One important limitation of this protocol is the maximal AAV packaging capacity of 4.5 kb. However, within these limits we successfully performed targeted insertions of 0.8 kb reporters into the Lmnb1 and beta-actin (Actb) loci and replaced a neomycin cassette of 2 kb with a Rag2 wild-type sequence of 0.8 kb. Furthermore, maximal HR in HPSCs is dependent on cellular proliferation activity, because only cells in S and G2 phase preferentially use the HR pathway. Enriched mouse Sca1⁺ cells are a heterogeneous population including true stem cells and various differentiating progenitor cell subsets. In our culture conditions, the HSC and MPP1 LSK subsets proliferate more slowly than the more differentiated MPP2 and MPP3/4 LSK subsets. As a result, HR efficiency in the HSC and MPP1 subsets is lower (~10%) compared to the MPP2 and MPP3/4 subsets (up to 30%) (Tran et al., 2019).

TROUBLESHOOTING

Problem

Low quality of purified AAV donor vectors can lead to low HR efficiency and low survival of mouse HSPCs. Furthermore, AAV infection causes induction of cell death and proliferation arrest in mouse HSPCs.

Potential Solution

Low quality of purified AAV batches may be due to unhealthy HEK293T cells, transfection failure or incomplete HEK293T cell lysis. First, low passage (<15 passages) mycoplasma-free HEK293T cells should be used. Second, the transfection efficiency of the three plasmids (AAV production, step 3) should be regularly assessed with a pAAV-CMV-GFP-reporter genome plasmid as a standard. Third, the transfected HEK293T cells must be completely lysed in order to obtain high amounts of AAV particles. Lysis efficiency can be monitored in parallel to an experiment with pAAV-CMV-GFP transfected HEK293T cells as the supernatant turns light green after three freeze/thaw cycles.

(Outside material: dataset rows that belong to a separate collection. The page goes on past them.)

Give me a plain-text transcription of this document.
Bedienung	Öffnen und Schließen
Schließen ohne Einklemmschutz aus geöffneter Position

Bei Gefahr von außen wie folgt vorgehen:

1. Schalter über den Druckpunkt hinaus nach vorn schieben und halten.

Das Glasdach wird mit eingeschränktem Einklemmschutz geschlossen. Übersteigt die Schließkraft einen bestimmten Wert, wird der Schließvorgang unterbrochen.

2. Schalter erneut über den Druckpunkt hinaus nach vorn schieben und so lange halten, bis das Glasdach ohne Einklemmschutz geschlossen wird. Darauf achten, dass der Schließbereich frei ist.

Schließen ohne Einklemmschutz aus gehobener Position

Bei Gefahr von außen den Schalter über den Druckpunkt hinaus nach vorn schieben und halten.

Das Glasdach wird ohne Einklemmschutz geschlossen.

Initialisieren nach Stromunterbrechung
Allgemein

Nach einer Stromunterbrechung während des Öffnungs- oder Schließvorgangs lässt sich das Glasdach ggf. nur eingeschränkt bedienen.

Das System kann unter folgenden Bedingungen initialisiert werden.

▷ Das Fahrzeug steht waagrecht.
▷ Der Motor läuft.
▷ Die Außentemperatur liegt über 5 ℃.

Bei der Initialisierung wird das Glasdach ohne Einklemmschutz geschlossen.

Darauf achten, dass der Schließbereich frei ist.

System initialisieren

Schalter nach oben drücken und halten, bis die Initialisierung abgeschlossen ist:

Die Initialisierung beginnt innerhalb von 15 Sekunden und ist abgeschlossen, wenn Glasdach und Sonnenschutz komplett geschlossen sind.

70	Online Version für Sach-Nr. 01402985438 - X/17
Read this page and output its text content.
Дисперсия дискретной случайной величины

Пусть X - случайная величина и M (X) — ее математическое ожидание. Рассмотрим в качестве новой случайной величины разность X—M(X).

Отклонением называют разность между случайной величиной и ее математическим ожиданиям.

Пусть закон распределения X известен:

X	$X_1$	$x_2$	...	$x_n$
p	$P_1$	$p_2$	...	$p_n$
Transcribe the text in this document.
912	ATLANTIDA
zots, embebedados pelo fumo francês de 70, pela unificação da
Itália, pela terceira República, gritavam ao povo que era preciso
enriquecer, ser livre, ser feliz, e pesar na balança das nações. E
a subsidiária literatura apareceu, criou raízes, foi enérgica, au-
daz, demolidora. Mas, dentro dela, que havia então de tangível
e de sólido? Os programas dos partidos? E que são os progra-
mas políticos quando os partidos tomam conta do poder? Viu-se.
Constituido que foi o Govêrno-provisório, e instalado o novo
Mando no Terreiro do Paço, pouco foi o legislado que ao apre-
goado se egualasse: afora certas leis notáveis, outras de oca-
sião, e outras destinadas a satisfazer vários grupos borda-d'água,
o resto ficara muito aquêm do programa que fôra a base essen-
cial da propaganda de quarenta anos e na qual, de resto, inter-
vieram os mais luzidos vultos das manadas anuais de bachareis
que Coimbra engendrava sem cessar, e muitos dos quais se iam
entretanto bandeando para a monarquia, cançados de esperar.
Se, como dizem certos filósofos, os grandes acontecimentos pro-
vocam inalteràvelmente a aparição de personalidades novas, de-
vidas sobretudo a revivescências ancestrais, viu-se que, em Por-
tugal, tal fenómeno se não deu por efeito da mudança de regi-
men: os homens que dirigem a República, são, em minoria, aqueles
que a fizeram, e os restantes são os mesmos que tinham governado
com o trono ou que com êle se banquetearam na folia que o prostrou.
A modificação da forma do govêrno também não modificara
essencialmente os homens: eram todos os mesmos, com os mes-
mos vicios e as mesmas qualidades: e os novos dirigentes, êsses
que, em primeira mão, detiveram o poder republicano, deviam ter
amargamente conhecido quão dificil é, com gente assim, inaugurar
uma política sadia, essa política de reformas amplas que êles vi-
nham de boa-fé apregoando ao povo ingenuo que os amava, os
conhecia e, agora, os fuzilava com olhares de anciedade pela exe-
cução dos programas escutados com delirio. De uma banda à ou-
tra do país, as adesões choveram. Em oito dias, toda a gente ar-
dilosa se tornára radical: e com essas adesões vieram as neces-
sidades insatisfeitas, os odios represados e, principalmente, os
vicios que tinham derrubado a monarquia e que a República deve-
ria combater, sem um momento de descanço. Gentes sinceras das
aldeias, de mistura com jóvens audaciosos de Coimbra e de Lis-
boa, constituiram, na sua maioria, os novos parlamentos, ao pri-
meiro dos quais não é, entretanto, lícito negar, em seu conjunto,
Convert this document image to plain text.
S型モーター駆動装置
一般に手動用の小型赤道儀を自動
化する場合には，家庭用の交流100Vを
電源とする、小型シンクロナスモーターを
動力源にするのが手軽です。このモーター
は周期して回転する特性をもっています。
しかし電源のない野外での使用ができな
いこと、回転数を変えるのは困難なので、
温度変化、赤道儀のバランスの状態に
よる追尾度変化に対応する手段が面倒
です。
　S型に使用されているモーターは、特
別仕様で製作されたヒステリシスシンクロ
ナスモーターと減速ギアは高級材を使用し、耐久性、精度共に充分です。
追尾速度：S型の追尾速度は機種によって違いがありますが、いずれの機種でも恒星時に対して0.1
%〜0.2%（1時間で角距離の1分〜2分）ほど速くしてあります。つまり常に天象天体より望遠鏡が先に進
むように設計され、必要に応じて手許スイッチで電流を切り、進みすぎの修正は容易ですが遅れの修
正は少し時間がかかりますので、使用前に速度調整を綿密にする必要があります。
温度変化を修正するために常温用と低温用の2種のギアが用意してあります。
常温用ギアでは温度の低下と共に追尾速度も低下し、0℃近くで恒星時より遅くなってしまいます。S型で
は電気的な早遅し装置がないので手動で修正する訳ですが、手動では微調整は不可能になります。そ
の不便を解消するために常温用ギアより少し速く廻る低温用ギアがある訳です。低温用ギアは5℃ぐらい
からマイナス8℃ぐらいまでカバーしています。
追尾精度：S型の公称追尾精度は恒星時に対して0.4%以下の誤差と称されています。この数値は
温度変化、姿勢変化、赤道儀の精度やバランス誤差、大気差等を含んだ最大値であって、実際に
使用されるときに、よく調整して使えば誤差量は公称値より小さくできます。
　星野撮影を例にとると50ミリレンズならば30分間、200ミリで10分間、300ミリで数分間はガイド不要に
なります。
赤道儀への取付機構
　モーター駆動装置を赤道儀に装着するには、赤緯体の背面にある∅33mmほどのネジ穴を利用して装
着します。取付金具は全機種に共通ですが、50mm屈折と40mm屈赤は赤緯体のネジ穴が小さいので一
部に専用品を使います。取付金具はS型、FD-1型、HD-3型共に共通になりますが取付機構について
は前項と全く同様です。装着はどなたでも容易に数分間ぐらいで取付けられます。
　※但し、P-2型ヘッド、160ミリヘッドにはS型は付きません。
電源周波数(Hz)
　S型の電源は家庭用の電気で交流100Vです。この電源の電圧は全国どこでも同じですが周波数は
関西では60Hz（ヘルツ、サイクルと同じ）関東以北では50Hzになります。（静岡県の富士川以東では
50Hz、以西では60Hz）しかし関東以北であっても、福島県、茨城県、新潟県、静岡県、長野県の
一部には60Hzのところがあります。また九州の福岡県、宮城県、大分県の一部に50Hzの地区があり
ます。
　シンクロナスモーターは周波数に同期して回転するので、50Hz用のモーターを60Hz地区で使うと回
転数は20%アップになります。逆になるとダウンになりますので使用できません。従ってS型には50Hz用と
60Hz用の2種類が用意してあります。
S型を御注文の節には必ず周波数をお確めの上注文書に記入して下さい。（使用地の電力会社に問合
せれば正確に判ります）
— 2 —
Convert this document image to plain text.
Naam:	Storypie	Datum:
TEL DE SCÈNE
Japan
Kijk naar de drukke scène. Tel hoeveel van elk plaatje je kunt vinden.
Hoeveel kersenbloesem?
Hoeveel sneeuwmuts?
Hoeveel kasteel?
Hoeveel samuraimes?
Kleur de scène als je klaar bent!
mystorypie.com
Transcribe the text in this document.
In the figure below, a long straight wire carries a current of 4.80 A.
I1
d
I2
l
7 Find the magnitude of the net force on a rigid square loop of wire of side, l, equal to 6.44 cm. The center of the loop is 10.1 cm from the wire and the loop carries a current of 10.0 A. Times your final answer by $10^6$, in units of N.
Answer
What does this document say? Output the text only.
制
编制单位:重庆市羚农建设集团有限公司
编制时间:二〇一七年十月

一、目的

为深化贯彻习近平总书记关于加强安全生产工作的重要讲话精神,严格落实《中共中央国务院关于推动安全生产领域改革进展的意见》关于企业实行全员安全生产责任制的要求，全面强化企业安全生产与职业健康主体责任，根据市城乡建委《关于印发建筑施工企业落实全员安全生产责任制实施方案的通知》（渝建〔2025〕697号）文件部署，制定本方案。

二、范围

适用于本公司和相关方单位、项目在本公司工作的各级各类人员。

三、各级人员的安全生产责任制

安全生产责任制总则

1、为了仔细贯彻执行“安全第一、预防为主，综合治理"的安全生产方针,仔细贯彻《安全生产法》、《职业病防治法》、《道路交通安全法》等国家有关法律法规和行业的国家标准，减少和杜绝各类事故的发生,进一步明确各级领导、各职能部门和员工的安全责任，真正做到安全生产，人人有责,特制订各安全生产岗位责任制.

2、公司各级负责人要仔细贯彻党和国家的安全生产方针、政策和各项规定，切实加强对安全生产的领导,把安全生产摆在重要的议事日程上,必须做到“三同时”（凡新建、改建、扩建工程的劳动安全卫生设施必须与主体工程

We recommend to carefully determine the AAV titers by real-time PCR and to test each AAV batch with mouse HPSCs for efficient HR and low toxicity. Notedly, the AAV volume is kept below 20% of the total culture volume.

Problem

Contamination of residual DNA plasmids in the purified AAV solution may negatively influence the survival of mouse HSPCs and results of AAV titration by real-time PCR.

Potential Solution

In order to remove residual DNA plasmids in the purified AAV solution, the amount of Benzonase (per 1 mL cell lysate) should therefore be scaled according to the number of 150-mm dishes combined into one 15 mL collection tube (step 5). We recommend adjusting the Benzonase units per mL of the cell lysate as follows: 2 dishes: 50 U/mL, 4 dishes: 100 U/mL or 8 dishes: 200 U/mL. In addition, digesting time with Benzonase can be carried out at 37°C for 2 h.

Problem

Low survival of the electroporated HSPCs can be caused by expired electroporation buffer.

Potential Solution

To avoid this problem, the electroporation buffer must be filtered before use and stored no longer than 3 months at 4°C. In addition, screening of different electroporation programs might be useful to enhance the gene editing efficiency.

Problem

Low HR efficiency due to low proliferative activity and quality of the activated HSPCs.

Potential Solution

The HR pathway is active during the S and G2 phases of the cell cycle. In order to maximize HR efficiency, we thus recommend that before performing knockin experiments the proliferative activity of mouse HSPCs should be monitored by flow cytometry (see step 57). The Sca1⁺ cell fraction obtained by MACS contains only 10% LSK cells that respond to stem cell cytokines, while 90% of the Sca1⁺ progenitor cells remain unresponsive, undergo apoptosis and become toxic to neighboring LSK cells. Therefore, we recommend using a dead cell removal kit (Miltenyi Biotec) during HSPC culture (Steps 55 to 56). In addition, we suggest that mouse HSPCs are cultured at a low density of 2 × 10⁵ cells/mL to minimize toxicity from dying cells.